I haven't plugged in the HazardChecker, but it's quite straightforward.
At that point, I'll have two competing scheduling constraints and will begin implementing a framework for balancing those constraints. I'll also add fuzzy constraints such as expected latency and other cpu resources. When I get to that point, I'll explain more, and I hope you and others will follow along and help with performance analysis and heuristics.
I will point out one important aspect of the design now. If scheduling is very important for your target's performance, and you are highly confident that you model your microarchitecture effectively and have just the right heuristics, then it might make sense to give the scheduler free reign to shuffle the instructions. The standard MachineScheduler will not make that assumption. It certainly can be tuned to be as aggressive as we like, but unless there is high level of confidence that reordering instructions will be beneficial, we don't want to do it. Rule #1 is not to follow blind heuristics that reschedule reasonable code into something pathologically bad. This notion of confidence is not something schedulers typically have, and is fundamental to the design.
For example, most schedulers have to deal with opposing constraints of register pressure and ILP. An aggressive way to deal with this is by running two separate scheduling passes. First top-down to find the optimal latency, then bottom-up to minimize resources needed to achieve that latency. Naturally, after the first pass, you've shuffled instructions beyond all recognition. Instead, we deal with this problem by scheduling in both directions simultaneously. At each point, we know which resources and constraints are likely to impact the cpu pipeline in both the top and bottom of the scheduling region. Doing this doesn't solve any fundamental problem, but it gives the scheduler great freedom at each point, including the freedom to do absolutely nothing, which is probably exactly what you want for a fair amount of X86 code.
- New target description feature: buffered resources
- Modeling min latency, expected latency, and resources constraints
Can you comment on how min and expected latency will be used in the
In the new scheduler's terminology, min latency is an interlocked resource, and expected latency is a buffered resource. Interlocked resources are used to form instruction groups (for performance only, not correctness). For out-of-order targets with register rename, we can use zero-cycle min latency so there is no interlock within an issue groups. Instead we know expected latency of the scheduled instructions relative to the critical path. We can balance the schedule so that neither the expected latency of the top nor bottom scheduled instructions exceed the overall critical path. This way, we will slice up two very long independent chains into neat chunks, instead of the random shuffling that we do today.
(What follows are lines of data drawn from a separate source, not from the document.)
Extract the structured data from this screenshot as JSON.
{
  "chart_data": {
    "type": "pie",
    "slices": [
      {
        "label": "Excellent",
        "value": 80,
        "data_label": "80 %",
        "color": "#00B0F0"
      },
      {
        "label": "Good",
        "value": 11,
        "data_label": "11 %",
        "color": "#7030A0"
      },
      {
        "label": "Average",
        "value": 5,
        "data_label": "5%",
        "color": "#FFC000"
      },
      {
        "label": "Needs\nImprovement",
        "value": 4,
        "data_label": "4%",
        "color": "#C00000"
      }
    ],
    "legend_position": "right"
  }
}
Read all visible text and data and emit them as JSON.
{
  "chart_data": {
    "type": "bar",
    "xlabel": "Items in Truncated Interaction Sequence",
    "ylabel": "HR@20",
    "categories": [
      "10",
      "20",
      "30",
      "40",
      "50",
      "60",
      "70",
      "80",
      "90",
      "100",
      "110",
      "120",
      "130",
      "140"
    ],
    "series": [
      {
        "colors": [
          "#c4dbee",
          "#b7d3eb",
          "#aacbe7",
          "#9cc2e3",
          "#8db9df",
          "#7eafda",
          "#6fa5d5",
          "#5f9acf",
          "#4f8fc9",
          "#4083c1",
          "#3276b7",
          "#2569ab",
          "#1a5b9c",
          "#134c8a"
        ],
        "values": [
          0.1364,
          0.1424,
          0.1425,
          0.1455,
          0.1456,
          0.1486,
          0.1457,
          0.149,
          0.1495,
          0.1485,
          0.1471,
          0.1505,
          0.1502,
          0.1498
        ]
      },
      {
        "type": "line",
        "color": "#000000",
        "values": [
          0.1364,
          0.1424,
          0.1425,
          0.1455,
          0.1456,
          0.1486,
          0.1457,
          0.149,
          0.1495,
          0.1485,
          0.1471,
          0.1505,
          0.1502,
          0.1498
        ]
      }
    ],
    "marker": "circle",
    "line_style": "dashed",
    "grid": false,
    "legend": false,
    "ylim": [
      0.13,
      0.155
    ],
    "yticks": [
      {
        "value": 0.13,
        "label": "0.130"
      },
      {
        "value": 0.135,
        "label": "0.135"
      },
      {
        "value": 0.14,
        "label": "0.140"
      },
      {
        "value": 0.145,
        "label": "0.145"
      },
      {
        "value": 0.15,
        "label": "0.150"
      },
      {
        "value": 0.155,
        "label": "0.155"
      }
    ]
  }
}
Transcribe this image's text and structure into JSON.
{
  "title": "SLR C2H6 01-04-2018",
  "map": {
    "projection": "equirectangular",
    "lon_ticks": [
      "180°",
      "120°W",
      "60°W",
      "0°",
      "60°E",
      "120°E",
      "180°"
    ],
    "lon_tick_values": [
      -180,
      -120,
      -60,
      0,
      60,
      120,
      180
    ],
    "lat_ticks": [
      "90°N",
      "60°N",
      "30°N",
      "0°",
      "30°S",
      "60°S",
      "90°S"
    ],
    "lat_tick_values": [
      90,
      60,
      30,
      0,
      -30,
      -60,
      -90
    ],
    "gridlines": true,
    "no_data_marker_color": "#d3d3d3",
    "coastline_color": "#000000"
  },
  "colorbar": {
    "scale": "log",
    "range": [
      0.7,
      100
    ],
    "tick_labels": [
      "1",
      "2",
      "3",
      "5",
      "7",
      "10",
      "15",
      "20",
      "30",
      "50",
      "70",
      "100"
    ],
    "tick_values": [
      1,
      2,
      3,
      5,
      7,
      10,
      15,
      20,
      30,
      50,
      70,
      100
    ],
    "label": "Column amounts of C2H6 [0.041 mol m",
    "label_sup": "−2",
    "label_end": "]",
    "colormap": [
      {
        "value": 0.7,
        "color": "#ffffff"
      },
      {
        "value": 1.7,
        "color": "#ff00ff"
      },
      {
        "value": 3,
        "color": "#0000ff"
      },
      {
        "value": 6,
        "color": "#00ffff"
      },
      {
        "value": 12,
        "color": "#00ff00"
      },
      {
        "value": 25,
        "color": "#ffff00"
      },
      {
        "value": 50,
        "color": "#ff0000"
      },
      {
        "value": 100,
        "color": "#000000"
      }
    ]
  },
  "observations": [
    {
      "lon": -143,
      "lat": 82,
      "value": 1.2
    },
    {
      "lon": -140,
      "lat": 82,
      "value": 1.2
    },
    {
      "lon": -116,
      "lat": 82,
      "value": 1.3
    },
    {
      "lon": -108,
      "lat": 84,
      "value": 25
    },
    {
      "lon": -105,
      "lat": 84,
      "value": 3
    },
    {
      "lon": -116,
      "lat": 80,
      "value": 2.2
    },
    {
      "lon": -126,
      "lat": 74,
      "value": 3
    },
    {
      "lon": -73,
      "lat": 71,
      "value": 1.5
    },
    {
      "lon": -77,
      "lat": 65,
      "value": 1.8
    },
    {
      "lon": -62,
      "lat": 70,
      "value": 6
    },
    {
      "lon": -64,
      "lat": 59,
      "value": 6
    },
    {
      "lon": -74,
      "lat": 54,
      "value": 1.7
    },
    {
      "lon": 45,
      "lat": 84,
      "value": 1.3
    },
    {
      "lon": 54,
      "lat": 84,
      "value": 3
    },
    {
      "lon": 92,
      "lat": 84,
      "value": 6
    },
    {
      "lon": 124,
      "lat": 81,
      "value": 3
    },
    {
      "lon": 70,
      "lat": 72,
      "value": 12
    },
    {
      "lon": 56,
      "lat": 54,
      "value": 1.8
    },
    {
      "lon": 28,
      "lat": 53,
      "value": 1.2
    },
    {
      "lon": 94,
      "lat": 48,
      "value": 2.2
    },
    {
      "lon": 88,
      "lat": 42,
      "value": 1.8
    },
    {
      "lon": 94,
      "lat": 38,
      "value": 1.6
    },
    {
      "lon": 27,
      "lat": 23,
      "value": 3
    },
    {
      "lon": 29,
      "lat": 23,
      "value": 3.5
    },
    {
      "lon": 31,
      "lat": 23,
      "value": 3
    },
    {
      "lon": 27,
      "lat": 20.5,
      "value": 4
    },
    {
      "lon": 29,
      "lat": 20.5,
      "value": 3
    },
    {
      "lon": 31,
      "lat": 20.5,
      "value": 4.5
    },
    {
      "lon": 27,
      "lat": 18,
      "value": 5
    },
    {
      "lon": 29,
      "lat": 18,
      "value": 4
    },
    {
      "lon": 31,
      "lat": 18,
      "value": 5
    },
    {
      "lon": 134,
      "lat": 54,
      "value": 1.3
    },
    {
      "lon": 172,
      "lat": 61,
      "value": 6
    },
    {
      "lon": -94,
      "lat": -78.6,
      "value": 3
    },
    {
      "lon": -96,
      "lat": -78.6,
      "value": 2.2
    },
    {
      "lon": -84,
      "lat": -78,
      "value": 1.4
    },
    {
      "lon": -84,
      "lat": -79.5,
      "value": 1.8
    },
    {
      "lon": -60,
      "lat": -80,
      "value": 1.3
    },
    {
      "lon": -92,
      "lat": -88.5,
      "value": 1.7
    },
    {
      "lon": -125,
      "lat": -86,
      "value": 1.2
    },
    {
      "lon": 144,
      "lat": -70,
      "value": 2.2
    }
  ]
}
- Heuristics that balance interlocks, regpressure, latency and
For targets where scheduling is critical, I encourage developers who
stay in sync with trunk to write their own target-specific scheduler
based on the pieces that are already available. Hexagon developers
are doing this now. The LLVM toolkit for scheduling is all there--not
perfect, but ready for developers.
- Pluggable MachineScheduler pass
- Scheduling DAG
- LiveInterval Update
- RegisterPressure tracking
- InstructionItinerary and HazardChecker (to be extended)
If you would simply like improved X86 scheduling without rolling your
own, then providing feedback and test cases is useful so we can
incorporate improvements into the standard scheduler while it's being
Does this mean that we're going to see a new X86 scheduling paradigm,
or is the existing ILP heuristic, in large part, expected to stay?
It's a new paradigm but not a change in focus--we're not modeling the microarchitecture in any greater detail. Although other contributors are encouraged to do that.
Both schedulers will be supported for a time. In fact it will make sense to run both in the same compile, until MISched is good enough to take over. It will be easy to determine when one scheduler is doing better than the other. I'm relying on you to tell me when it's doing the wrong thing.